Now, it's going to be really useful if we can make

a transformation matrix whose column vectors

make up a new basis,

all of whoms't vectors are perpendicular

or what's called Orthogonal to each other.

In this video, we're going to look

at this and why this is.

But first, I want you to find

a new operation on the matrix called the transpose.

This is where we interchange

all the elements of the rows and columns of the matrix,

so I'll denote the transpose as T and I'll say that

the ijth element of the transpose of A,

is equal to the elements on the opposite diagonal A_ji.

So if I had a matrix like 1,2,3,4,

and I wanted to know its transpose,

then I will interchange the elements

that are off the diagonal.

So the one and the four stay where they are.

Because if is, I find i and j are the same;

1,1 1,1 they would stay the same, the same for 2,2.

But the element 1,2

interchange to the element 2,1 so they go like that.

So 1,2,3,4 becomes, when I transpose it 1,3,2,4.

Now, let's imagine that I have

a square matrix of dimension n by n,

it defines a transformation with

a new basis and

the columns of that transformation matrix A.

Some vectors a_1, a_2

that are the basis vectors in

the new space as we've said before

and I'm going to make

this a special matrix while I impose

the condition that these vectors

are orthogonal to each other and they have unit length.

That is, a_i dotted with a_j

is equal to zero if i isn't equal to j,

that is they're orthogonal,

and it's equal to one if i is equal to j,

that is they are of unit length.

Now, let's think about what happens if I multiply

this matrix on the left by a transpose.

So A transpose is going to be given by just flipping

the rows and columns of

all of the elements across the leading diagonal of A.

So that is, I'm going to

have a_1 is going to become a row,

a_2 is going to become the next row all the way down

to a_n because I flip

all of the elements across the leading diagonal.

So while I multiply A_T by A,

let's see what happens,

it's going to be quite magical.

So if I get A_T times A,

then I'm going to get, well,

the first element here is going

to be the first row times the first column,

and that's a_1 dotted with a_1, and that's one.

The second element here,

the first row and the second column is

a_1 dotted with a_2 and that's zero,

and a_1 dot a_3 all the way up to a_n is going to give me

a whole series of zeros where this guy remember is a_n.

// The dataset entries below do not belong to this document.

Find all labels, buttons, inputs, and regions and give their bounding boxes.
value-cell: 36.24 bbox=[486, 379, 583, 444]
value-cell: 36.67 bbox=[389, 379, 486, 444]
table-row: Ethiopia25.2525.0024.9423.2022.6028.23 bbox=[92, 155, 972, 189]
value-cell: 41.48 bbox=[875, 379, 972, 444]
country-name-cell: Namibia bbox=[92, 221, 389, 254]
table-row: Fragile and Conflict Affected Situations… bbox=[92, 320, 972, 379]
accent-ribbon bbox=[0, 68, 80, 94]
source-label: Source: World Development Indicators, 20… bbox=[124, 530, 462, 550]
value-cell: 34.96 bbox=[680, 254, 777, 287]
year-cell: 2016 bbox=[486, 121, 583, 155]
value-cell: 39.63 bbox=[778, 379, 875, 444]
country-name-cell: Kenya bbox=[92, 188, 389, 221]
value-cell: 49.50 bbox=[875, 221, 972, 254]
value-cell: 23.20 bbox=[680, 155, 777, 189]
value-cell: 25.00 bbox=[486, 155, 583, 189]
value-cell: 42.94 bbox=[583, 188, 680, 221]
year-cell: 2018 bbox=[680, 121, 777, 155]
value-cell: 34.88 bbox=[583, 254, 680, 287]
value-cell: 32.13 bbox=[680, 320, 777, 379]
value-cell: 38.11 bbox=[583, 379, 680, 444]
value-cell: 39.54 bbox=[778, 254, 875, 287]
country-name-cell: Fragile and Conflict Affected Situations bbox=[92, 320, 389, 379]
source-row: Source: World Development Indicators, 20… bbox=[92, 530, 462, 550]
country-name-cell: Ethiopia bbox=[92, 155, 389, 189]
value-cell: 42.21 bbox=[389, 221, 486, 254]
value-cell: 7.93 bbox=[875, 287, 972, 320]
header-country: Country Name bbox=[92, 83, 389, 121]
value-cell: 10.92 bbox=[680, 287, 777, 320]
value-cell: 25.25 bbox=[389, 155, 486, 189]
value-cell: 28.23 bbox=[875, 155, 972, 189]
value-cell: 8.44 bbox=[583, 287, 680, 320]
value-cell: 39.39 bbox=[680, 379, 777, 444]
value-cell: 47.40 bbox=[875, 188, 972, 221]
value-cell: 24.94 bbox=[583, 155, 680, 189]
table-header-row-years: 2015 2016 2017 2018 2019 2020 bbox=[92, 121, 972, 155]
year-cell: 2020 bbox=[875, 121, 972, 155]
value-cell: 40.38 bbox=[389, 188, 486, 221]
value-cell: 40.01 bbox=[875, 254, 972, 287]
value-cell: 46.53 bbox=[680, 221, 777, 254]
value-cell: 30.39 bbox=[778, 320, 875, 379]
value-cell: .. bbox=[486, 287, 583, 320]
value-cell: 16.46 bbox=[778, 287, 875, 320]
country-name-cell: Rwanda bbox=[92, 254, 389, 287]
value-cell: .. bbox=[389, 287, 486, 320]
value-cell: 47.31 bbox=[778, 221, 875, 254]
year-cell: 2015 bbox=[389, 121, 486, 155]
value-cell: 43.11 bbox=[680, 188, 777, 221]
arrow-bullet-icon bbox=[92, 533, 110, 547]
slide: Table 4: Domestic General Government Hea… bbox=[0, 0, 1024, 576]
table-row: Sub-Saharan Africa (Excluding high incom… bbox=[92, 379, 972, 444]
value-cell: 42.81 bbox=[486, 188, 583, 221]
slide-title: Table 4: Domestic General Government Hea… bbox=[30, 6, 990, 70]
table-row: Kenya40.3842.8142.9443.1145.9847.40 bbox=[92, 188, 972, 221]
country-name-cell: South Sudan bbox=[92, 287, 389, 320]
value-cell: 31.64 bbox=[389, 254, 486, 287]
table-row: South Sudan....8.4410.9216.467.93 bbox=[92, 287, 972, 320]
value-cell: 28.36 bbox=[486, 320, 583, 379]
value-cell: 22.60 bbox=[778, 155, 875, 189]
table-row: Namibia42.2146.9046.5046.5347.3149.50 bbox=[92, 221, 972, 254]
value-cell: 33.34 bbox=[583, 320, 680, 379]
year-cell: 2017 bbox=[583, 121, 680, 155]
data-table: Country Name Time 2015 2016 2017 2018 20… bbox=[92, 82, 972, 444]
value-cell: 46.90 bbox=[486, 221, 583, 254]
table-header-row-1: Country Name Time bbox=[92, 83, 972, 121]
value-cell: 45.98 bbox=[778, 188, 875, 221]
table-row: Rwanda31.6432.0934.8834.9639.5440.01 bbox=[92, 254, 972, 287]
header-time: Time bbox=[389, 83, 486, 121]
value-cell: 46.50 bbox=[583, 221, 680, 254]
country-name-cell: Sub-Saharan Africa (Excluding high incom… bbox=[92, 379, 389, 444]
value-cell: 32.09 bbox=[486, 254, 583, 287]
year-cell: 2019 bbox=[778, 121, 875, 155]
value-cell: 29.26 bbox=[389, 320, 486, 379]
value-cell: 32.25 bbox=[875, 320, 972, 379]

Then when I do the second row on the first column,

I'm going to get another zero.

I want to do the second one and the

second column I'm going to get a one.

Second row, third column zero all the way across.

I want to do the third one,

I'm going to get the same again,

I'm going to get zero zero.

It only says it's a_3 times a_3,

and that's going to be that element all the way

across and what I'm gradually building up here,

is I'm building up the identity matrix.

So what I found is that A_t times

A gives me the identity matrix,

and what that means is,

is that A_T is a valid inverse of A.

Which is really kind of neat.

A set of unit length basis vectors

that are all perpendicular to each

other are called an orthonormal basis set,